Further, it says, the Free Pharmacy of the PIC, its storage area, its staff working in the store room, inventory control, who checked and approved the consignment, but missed the presence Batch J093 are liable to answer for their actions.
The inquiry has also brought into focus complete absence of systems at the level of health department to handle situations like these.
The commission takes exception to the government and described its remedial measures as “a shot in the dark”. The Punjab administration’s response was neither structured nor was it based upon standard operating procedures.
“It was sheer good luck that the contaminated drug was swiftly identified in a matter of weeks and an antidote found by laboratories of the MHRA, UK.”
The last chapter covers detailed recommendations on how to improve the mechanisms.

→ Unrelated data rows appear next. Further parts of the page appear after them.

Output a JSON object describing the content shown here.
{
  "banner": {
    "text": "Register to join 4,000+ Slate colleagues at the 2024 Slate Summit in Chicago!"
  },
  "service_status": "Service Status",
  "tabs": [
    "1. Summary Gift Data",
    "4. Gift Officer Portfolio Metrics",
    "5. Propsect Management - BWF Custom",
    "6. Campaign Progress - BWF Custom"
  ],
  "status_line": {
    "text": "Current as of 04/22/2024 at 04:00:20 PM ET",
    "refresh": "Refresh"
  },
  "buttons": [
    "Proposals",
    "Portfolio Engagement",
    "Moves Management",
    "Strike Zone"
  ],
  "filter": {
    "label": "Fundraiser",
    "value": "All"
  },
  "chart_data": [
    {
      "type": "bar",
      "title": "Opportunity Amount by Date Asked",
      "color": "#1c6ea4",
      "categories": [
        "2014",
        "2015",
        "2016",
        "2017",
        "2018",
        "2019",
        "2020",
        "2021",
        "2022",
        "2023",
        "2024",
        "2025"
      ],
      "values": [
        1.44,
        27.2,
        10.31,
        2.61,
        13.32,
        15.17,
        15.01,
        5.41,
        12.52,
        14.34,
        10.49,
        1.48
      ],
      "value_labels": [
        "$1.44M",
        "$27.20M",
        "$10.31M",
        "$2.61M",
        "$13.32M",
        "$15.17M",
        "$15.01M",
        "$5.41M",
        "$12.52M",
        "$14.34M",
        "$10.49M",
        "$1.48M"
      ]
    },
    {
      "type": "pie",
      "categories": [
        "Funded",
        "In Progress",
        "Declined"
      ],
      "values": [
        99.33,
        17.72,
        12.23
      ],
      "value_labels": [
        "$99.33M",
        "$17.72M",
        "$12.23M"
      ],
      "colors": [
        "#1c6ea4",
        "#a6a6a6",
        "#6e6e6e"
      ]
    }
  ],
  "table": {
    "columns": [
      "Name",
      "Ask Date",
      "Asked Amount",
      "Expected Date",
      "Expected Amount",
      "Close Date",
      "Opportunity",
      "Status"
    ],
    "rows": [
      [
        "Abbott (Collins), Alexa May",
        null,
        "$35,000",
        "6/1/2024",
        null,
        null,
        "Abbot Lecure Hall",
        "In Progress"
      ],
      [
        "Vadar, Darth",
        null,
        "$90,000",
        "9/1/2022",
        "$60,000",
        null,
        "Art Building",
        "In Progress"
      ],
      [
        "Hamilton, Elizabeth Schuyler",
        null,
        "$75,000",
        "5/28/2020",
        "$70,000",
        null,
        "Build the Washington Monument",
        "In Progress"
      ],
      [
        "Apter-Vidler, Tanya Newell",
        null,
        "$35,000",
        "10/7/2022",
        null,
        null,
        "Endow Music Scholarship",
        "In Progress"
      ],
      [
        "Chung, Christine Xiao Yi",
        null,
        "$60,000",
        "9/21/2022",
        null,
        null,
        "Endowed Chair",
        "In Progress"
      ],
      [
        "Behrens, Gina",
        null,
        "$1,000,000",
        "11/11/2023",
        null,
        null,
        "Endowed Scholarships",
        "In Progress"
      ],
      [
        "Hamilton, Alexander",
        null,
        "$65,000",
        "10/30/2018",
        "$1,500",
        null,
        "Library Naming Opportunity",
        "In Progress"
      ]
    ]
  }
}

“It is our earnest hope that the conclusions drawn, responsibilities fixed and recommendations made in this report will result in appropriate action by the competent authorities in accordance with law,” the commission chairman says.
He further states that the Punjab government may share this report with the federal government/Drug Regulatory Authority whose involvement for implementation of recommendations made herein is necessary.
“This report should act as an eye-opener for all concerned who must take immediate steps to implement existing laws in letter and spirit, introduce fresh legislation where required, frame new rules and regulations, put in place efficient, effective and modern systems and administrative structures as suggested herein so that the lives lost in this tragic incident would not have been lost in vain,” he concludes.